Deixei-o, um quarto de hora depois, no acesso ao subterrâneo do metrô. Ele me deu um beijo caloroso e molhado. Seus olhos brilhavam e em seu rosto havia uma expressão melancólica, que a ternura do olhar deixava ainda mais triste. Havia sangue na minha cueca quando eu a despi para entrar no chuveiro. Enquanto a água tépida da ducha escorria pela minha pele eu continuava a sentir a presença daquele homem na umidade que preenchia meu cuzinho, e eu desejei que aquilo nunca mais saísse de mim.
Nunca mais tornei a ver o Marcos. A obstinação de procurar por sua figura nos finais de tarde ao chegar à universidade me torturou por um bom tempo. Mas tive que me convencer, e aceitar, que nunca mais o veria. Fosse onde fosse, eu me enchia de esperança de reencontrá-lo, toda vez que via um flanelinha oferecendo uma vaga de estacionamento, mas isso nunca aconteceu.
Eu ainda não havia perdido o hábito de tentar identificar o Marcos, quando certa vez, o Murilo estava comigo no carro. Meus olhos ficavam à espreita e talvez até minha postura o denunciasse, sem eu perceber.
- O que você está procurando? – disse ele, me encarando.
- Nada. Por quê? – respondi distraído.
- Por que algo me diz que aquele flanelinha mexeu com você. – sentenciou convicto.
- Que absurdo! De onde você tirou isso? – tentei disfarçar.
- Pela maneira como você o defendeu, e por todo o seu jeito. Não sei explicar, mas parece que você está diferente. E eu juro que não gosto disso. – retrucou encafifado.
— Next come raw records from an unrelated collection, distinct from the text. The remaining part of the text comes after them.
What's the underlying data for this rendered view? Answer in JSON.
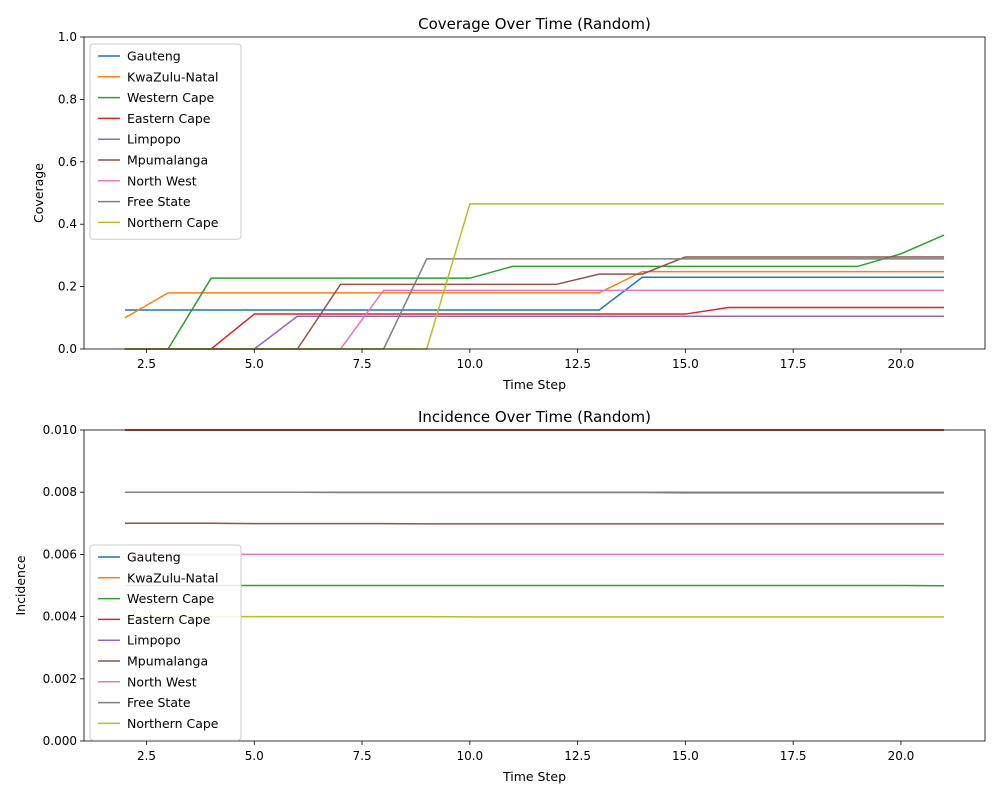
{
  "figure": {
    "legend_placement_top": "upper left",
    "legend_placement_bottom": "center left"
  },
  "chart_data": [
    {
      "type": "line",
      "title": "Coverage Over Time (Random)",
      "xlabel": "Time Step",
      "ylabel": "Coverage",
      "xlim": [
        1.05,
        21.95
      ],
      "ylim": [
        0,
        1.0
      ],
      "xticks": [
        2.5,
        5.0,
        7.5,
        10.0,
        12.5,
        15.0,
        17.5,
        20.0
      ],
      "xtick_labels": [
        "2.5",
        "5.0",
        "7.5",
        "10.0",
        "12.5",
        "15.0",
        "17.5",
        "20.0"
      ],
      "yticks": [
        0,
        0.2,
        0.4,
        0.6,
        0.8,
        1.0
      ],
      "ytick_labels": [
        "0.0",
        "0.2",
        "0.4",
        "0.6",
        "0.8",
        "1.0"
      ],
      "legend": "upper left",
      "x": [
        2,
        3,
        4,
        5,
        6,
        7,
        8,
        9,
        10,
        11,
        12,
        13,
        14,
        15,
        16,
        17,
        18,
        19,
        20,
        21
      ],
      "series": [
        {
          "name": "Gauteng",
          "color": "#1f77b4",
          "values": [
            0.125,
            0.125,
            0.125,
            0.125,
            0.125,
            0.125,
            0.125,
            0.125,
            0.125,
            0.125,
            0.125,
            0.125,
            0.23,
            0.23,
            0.23,
            0.23,
            0.23,
            0.23,
            0.23,
            0.23
          ]
        },
        {
          "name": "KwaZulu-Natal",
          "color": "#ff7f0e",
          "values": [
            0.1,
            0.18,
            0.18,
            0.18,
            0.18,
            0.18,
            0.18,
            0.18,
            0.18,
            0.18,
            0.18,
            0.18,
            0.248,
            0.248,
            0.248,
            0.248,
            0.248,
            0.248,
            0.248,
            0.248
          ]
        },
        {
          "name": "Western Cape",
          "color": "#2ca02c",
          "values": [
            0,
            0,
            0.227,
            0.227,
            0.227,
            0.227,
            0.227,
            0.227,
            0.227,
            0.265,
            0.265,
            0.265,
            0.265,
            0.265,
            0.265,
            0.265,
            0.265,
            0.265,
            0.305,
            0.365
          ]
        },
        {
          "name": "Eastern Cape",
          "color": "#d62728",
          "values": [
            0,
            0,
            0,
            0.112,
            0.112,
            0.112,
            0.112,
            0.112,
            0.112,
            0.112,
            0.112,
            0.112,
            0.112,
            0.112,
            0.133,
            0.133,
            0.133,
            0.133,
            0.133,
            0.133
          ]
        },
        {
          "name": "Limpopo",
          "color": "#9467bd",
          "values": [
            0,
            0,
            0,
            0,
            0.105,
            0.105,
            0.105,
            0.105,
            0.105,
            0.105,
            0.105,
            0.105,
            0.105,
            0.105,
            0.105,
            0.105,
            0.105,
            0.105,
            0.105,
            0.105
          ]
        },
        {
          "name": "Mpumalanga",
          "color": "#8c564b",
          "values": [
            0,
            0,
            0,
            0,
            0,
            0.207,
            0.207,
            0.207,
            0.207,
            0.207,
            0.207,
            0.24,
            0.24,
            0.295,
            0.295,
            0.295,
            0.295,
            0.295,
            0.295,
            0.295
          ]
        },
        {
          "name": "North West",
          "color": "#e377c2",
          "values": [
            0,
            0,
            0,
            0,
            0,
            0,
            0.188,
            0.188,
            0.188,
            0.188,
            0.188,
            0.188,
            0.188,
            0.188,
            0.188,
            0.188,
            0.188,
            0.188,
            0.188,
            0.188
          ]
        },
        {
          "name": "Free State",
          "color": "#7f7f7f",
          "values": [
            0,
            0,
            0,
            0,
            0,
            0,
            0,
            0.289,
            0.289,
            0.289,
            0.289,
            0.289,
            0.289,
            0.289,
            0.289,
            0.289,
            0.289,
            0.289,
            0.289,
            0.289
          ]
        },
        {
          "name": "Northern Cape",
          "color": "#bcbd22",
          "values": [
            0,
            0,
            0,
            0,
            0,
            0,
            0,
            0,
            0.465,
            0.465,
            0.465,
            0.465,
            0.465,
            0.465,
            0.465,
            0.465,
            0.465,
            0.465,
            0.465,
            0.465
          ]
        }
      ]
    },
    {
      "type": "line",
      "title": "Incidence Over Time (Random)",
      "xlabel": "Time Step",
      "ylabel": "Incidence",
      "xlim": [
        1.05,
        21.95
      ],
      "ylim": [
        0,
        0.01
      ],
      "xticks": [
        2.5,
        5.0,
        7.5,
        10.0,
        12.5,
        15.0,
        17.5,
        20.0
      ],
      "xtick_labels": [
        "2.5",
        "5.0",
        "7.5",
        "10.0",
        "12.5",
        "15.0",
        "17.5",
        "20.0"
      ],
      "yticks": [
        0,
        0.002,
        0.004,
        0.006,
        0.008,
        0.01
      ],
      "ytick_labels": [
        "0.000",
        "0.002",
        "0.004",
        "0.006",
        "0.008",
        "0.010"
      ],
      "legend": "center left",
      "x": [
        2,
        3,
        4,
        5,
        6,
        7,
        8,
        9,
        10,
        11,
        12,
        13,
        14,
        15,
        16,
        17,
        18,
        19,
        20,
        21
      ],
      "series": [
        {
          "name": "Gauteng",
          "color": "#1f77b4",
          "values": [
            0.01,
            0.01,
            0.01,
            0.01,
            0.01,
            0.01,
            0.01,
            0.01,
            0.01,
            0.01,
            0.01,
            0.01,
            0.01,
            0.01,
            0.01,
            0.01,
            0.01,
            0.01,
            0.01,
            0.01
          ]
        },
        {
          "name": "KwaZulu-Natal",
          "color": "#ff7f0e",
          "values": [
            0.01,
            0.01,
            0.01,
            0.01,
            0.01,
            0.01,
            0.01,
            0.01,
            0.01,
            0.01,
            0.01,
            0.01,
            0.01,
            0.01,
            0.01,
            0.01,
            0.01,
            0.01,
            0.01,
            0.01
          ]
        },
        {
          "name": "Western Cape",
          "color": "#2ca02c",
          "values": [
            0.005,
            0.005,
            0.005,
            0.005,
            0.005,
            0.005,
            0.005,
            0.005,
            0.005,
            0.005,
            0.005,
            0.005,
            0.005,
            0.005,
            0.005,
            0.005,
            0.005,
            0.005,
            0.005,
            0.00499
          ]
        },
        {
          "name": "Eastern Cape",
          "color": "#d62728",
          "values": [
            0.01,
            0.01,
            0.01,
            0.01,
            0.01,
            0.01,
            0.01,
            0.01,
            0.01,
            0.01,
            0.01,
            0.01,
            0.01,
            0.01,
            0.01,
            0.01,
            0.01,
            0.01,
            0.01,
            0.01
          ]
        },
        {
          "name": "Limpopo",
          "color": "#9467bd",
          "values": [
            0.008,
            0.008,
            0.008,
            0.008,
            0.008,
            0.00799,
            0.00799,
            0.00799,
            0.00799,
            0.00799,
            0.00799,
            0.00799,
            0.00799,
            0.00798,
            0.00798,
            0.00798,
            0.00798,
            0.00798,
            0.00798,
            0.00798
          ]
        },
        {
          "name": "Mpumalanga",
          "color": "#8c564b",
          "values": [
            0.007,
            0.007,
            0.007,
            0.00699,
            0.00699,
            0.00699,
            0.00699,
            0.00698,
            0.00698,
            0.00698,
            0.00698,
            0.00698,
            0.00698,
            0.00698,
            0.00698,
            0.00698,
            0.00698,
            0.00698,
            0.00698,
            0.00698
          ]
        },
        {
          "name": "North West",
          "color": "#e377c2",
          "values": [
            0.006,
            0.006,
            0.006,
            0.006,
            0.006,
            0.006,
            0.006,
            0.006,
            0.006,
            0.006,
            0.006,
            0.006,
            0.006,
            0.006,
            0.006,
            0.006,
            0.006,
            0.006,
            0.006,
            0.006
          ]
        },
        {
          "name": "Free State",
          "color": "#7f7f7f",
          "values": [
            0.008,
            0.008,
            0.008,
            0.008,
            0.008,
            0.008,
            0.008,
            0.008,
            0.008,
            0.008,
            0.008,
            0.008,
            0.008,
            0.008,
            0.008,
            0.008,
            0.008,
            0.008,
            0.008,
            0.008
          ]
        },
        {
          "name": "Northern Cape",
          "color": "#bcbd22",
          "values": [
            0.004,
            0.004,
            0.004,
            0.004,
            0.004,
            0.004,
            0.004,
            0.004,
            0.00399,
            0.00399,
            0.00399,
            0.00399,
            0.00399,
            0.00399,
            0.00399,
            0.00399,
            0.00399,
            0.00399,
            0.00399,
            0.00399
          ]
        }
      ]
    }
  ]
}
- É impressão sua. Apenas tentei ser justo. O que você talvez esteja percebendo é que eu estou descobrindo novos sentimentos em mim mesmo. – disse, colocando a mão sobre sua coxa musculosa.
- Sério? E eu faço parte desses sentimentos? – indagou ansioso.
- Eles são todos para você! – respondi, encarando-o, antes dele me beijar sem se incomodar com a curiosidade dos motoristas ao nosso lado.
Flanelinha = gíria usada em algumas regiões do Brasil em referência àqueles sujeitos que exercem atividade ilegal de oferecer ajuda aos motoristas para estacionar seus veículos em lugar público, e se propõem a cuidar deles até a volta dos proprietários, em troca de uma determinada quantia de dinheiro, obtida mediante consentimento do motorista ou por coerção.